Rattle and Rap by Susan Steggall
|Rattle and Rap by Susan Steggall|
|Category: Children's Non-Fiction|
|Reviewer: Lorraine McDonald|
|Summary: All aboard for another vehicle-themed journey written and illustrated by Susan Stegall. Follow an intercity train and its passengers as they cross the country to the end of the line.|
|Buy? Yes||Borrow? Yes|
|Pages: 32||Date: October 2014|
|Publisher: Frances Lincoln Children's Books|
|External links: Author's website|
Apparently, back in the days of steam, every little boy used to dream of being an engine driver. The trains in Rattle and Rap are all diesel but the allure of travel still wafts strongly from the pages. This is one in a series of vehicle-themed books aimed at pre-schoolers. It’s unusual to find engaging non-fiction for the under fives. With the focus on vehicles, Susan Stegall takes a staple of many a children’s book but, unlike some other authors, she treats the subject with imagination and creativity. It’s enough to make an anthropomorphised tank engine blush.
The illustrations are in Stegall’s signature collage style. There are some lovely details – the map of Britain on the inside of the train door, the poster advertising Nescafe, the distinctive orange tickets. I can imagine that everyone reading this book will think that at least one of the images is a scene from their locality or somewhere they have been. For me it was the fields and viaduct that reminded me of home and the line hugging the coast reminded me of a Welsh holiday. Sadly I don’t think I’m right if the map tucked in to a rucksack pocket on the front page is a clue.

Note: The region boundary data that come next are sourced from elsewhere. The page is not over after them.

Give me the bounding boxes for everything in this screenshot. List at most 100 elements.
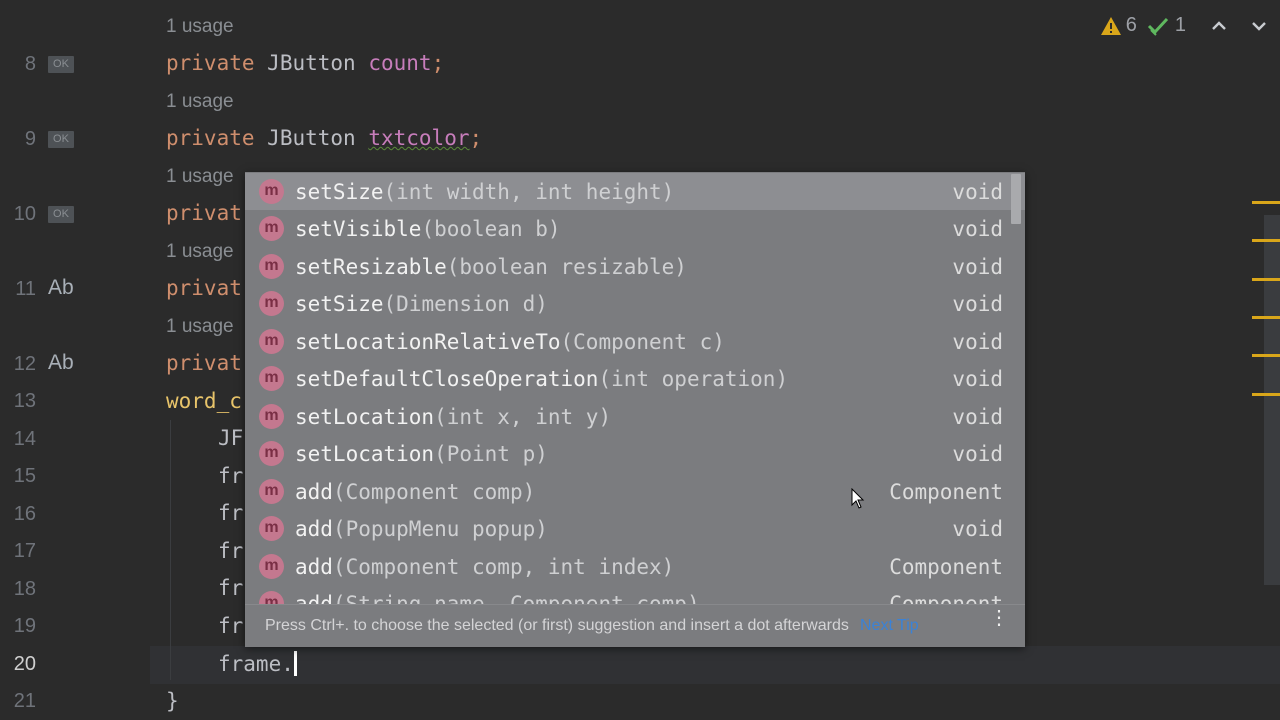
method-icon: m — [259, 404, 284, 429]
method-signature: add(Component comp, int index) — [295, 555, 674, 579]
completion-item[interactable]: m setLocationRelativeTo(Component c) voi… — [245, 323, 1025, 360]
code-line-13[interactable]: word_c — [166, 389, 242, 413]
completion-item[interactable]: m add(PopupMenu popup) void — [245, 510, 1025, 547]
method-icon: m — [259, 591, 284, 604]
code-line-21[interactable]: } — [166, 689, 179, 713]
code-line-8[interactable]: private JButton count; — [166, 51, 444, 75]
return-type: Component — [889, 554, 1003, 579]
next-tip-link[interactable]: Next Tip — [860, 617, 919, 635]
usage-hint[interactable]: 1 usage — [166, 241, 234, 263]
completion-item-selected[interactable]: m setSize(int width, int height) void — [245, 173, 1025, 210]
usage-hint[interactable]: 1 usage — [166, 316, 234, 338]
method-name: add — [295, 516, 333, 541]
usage-hint[interactable]: 1 usage — [166, 166, 234, 188]
completion-item[interactable]: m setDefaultCloseOperation(int operation… — [245, 360, 1025, 397]
mouse-pointer-icon — [851, 488, 865, 509]
completion-item[interactable]: m setVisible(boolean b) void — [245, 210, 1025, 247]
method-params: (Component comp) — [332, 479, 536, 504]
ab-badge: Ab — [48, 351, 74, 374]
next-highlight-button[interactable] — [1250, 17, 1268, 35]
code-line-16[interactable]: fr — [218, 501, 243, 525]
method-params: (PopupMenu popup) — [332, 516, 548, 541]
method-icon: m — [259, 216, 284, 241]
warning-stripe-mark[interactable] — [1252, 239, 1280, 242]
method-signature: setLocation(Point p) — [295, 442, 548, 466]
method-params: (String name, Component comp) — [332, 591, 700, 605]
ok-badge: OK — [48, 56, 74, 73]
previous-highlight-button[interactable] — [1210, 17, 1228, 35]
warnings-indicator[interactable]: 6 — [1100, 14, 1137, 37]
usage-hint[interactable]: 1 usage — [166, 16, 234, 38]
warning-stripe-mark[interactable] — [1252, 316, 1280, 319]
warning-icon — [1100, 16, 1121, 35]
return-type: void — [952, 179, 1003, 204]
inspection-indicators: 6 1 — [1100, 14, 1268, 37]
completion-item[interactable]: m setLocation(int x, int y) void — [245, 398, 1025, 435]
warning-stripe-mark[interactable] — [1252, 393, 1280, 396]
line-number-current: 20 — [13, 653, 36, 675]
type-name: JButton — [267, 51, 356, 75]
return-type: Component — [889, 479, 1003, 504]
line-number: 21 — [13, 690, 36, 712]
return-type: Component — [889, 591, 1003, 605]
method-signature: setResizable(boolean resizable) — [295, 255, 687, 279]
code-line-17[interactable]: fr — [218, 539, 243, 563]
method-name: setSize — [295, 291, 384, 316]
warning-stripe-mark[interactable] — [1252, 354, 1280, 357]
method-signature: setSize(int width, int height) — [295, 180, 674, 204]
method-name: setDefaultCloseOperation — [295, 366, 599, 391]
method-params: (int width, int height) — [383, 179, 675, 204]
return-type: void — [952, 441, 1003, 466]
type-name: JButton — [267, 126, 356, 150]
completion-item[interactable]: m add(Component comp, int index) Compone… — [245, 548, 1025, 585]
method-params: (Dimension d) — [383, 291, 548, 316]
warning-stripe-mark[interactable] — [1252, 201, 1280, 204]
line-number: 19 — [13, 615, 36, 637]
more-options-icon[interactable]: ⋮ — [989, 608, 1009, 628]
return-type: void — [952, 329, 1003, 354]
warning-stripe-mark[interactable] — [1252, 278, 1280, 281]
chevron-up-icon — [1212, 20, 1226, 30]
method-signature: setSize(Dimension d) — [295, 292, 548, 316]
field-name: count — [368, 51, 432, 75]
code-line-19[interactable]: fr — [218, 614, 243, 638]
completion-list[interactable]: m setSize(int width, int height) void m … — [245, 172, 1025, 604]
method-icon: m — [259, 479, 284, 504]
method-icon: m — [259, 254, 284, 279]
code-line-20[interactable]: frame. — [218, 651, 297, 676]
warnings-count: 6 — [1125, 14, 1137, 36]
method-signature: add(PopupMenu popup) — [295, 517, 548, 541]
method-name: setResizable — [295, 254, 447, 279]
method-params: (int operation) — [598, 366, 789, 391]
code-line-10[interactable]: privat — [166, 201, 242, 225]
ok-badge: OK — [48, 206, 74, 223]
completion-item[interactable]: m setLocation(Point p) void — [245, 435, 1025, 472]
line-number: 11 — [15, 278, 36, 300]
chevron-down-icon — [1252, 21, 1266, 31]
editor-scrollbar[interactable] — [1264, 215, 1280, 585]
code-line-14[interactable]: JF — [218, 426, 243, 450]
completion-scrollbar-thumb[interactable] — [1011, 174, 1021, 224]
method-name: setVisible — [295, 216, 422, 241]
completion-item[interactable]: m add(String name, Component comp) Compo… — [245, 585, 1025, 604]
method-name: add — [295, 591, 333, 605]
code-line-18[interactable]: fr — [218, 576, 243, 600]
completion-item[interactable]: m setSize(Dimension d) void — [245, 285, 1025, 322]
method-name: setSize — [295, 179, 384, 204]
return-type: void — [952, 291, 1003, 316]
checks-indicator[interactable]: 1 — [1147, 14, 1186, 37]
method-params: (boolean resizable) — [446, 254, 687, 279]
code-line-12[interactable]: privat — [166, 351, 242, 375]
code-line-9[interactable]: private JButton txtcolor; — [166, 126, 482, 150]
code-line-11[interactable]: privat — [166, 276, 242, 300]
line-number: 9 — [24, 128, 36, 150]
usage-hint[interactable]: 1 usage — [166, 91, 234, 113]
method-params: (boolean b) — [421, 216, 561, 241]
ok-badge: OK — [48, 131, 74, 148]
completion-item[interactable]: m add(Component comp) Component — [245, 473, 1025, 510]
completion-footer: Press Ctrl+. to choose the selected (or … — [245, 604, 1025, 648]
code-line-15[interactable]: fr — [218, 464, 243, 488]
method-name: setLocationRelativeTo — [295, 329, 561, 354]
completion-item[interactable]: m setResizable(boolean resizable) void — [245, 248, 1025, 285]
checks-count: 1 — [1174, 14, 1186, 36]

The text is just three or four words per page, mainly alliterative and onomatopoeic. The main event here though is the illustrations. They are as complex as the text is simple, depicting the journey from embarkation to disembarkation via level crossings, viaducts, coastal tracks and country scenes. Though Rattle and Rap is non-fiction, there are as many stories as there are passengers on this train journey. Who is travelling? Why are they there? Who are they leaving? Who are they meeting? And quite how did the surfer dude, seen arriving and leaving with his board, get it on the train? Aficionados will recognise some trade marks from previous volumes – spot the signature red mini, the blue tractor and look out for the dogs. With minimal text and complex scenes, I like to read through once keeping the pace and rhythm of the prose. I then repeat slowly my boy examines the pictures.
Rattle and Rap is a bold, different and vibrant book. With no leaves on the lines, no delays and certainly no rows about awarding contracts, most little boys and girls will ask to read it again and again.
For some brrmm brmm to go with your choo choo try The Life of a Car by Susan Steggall.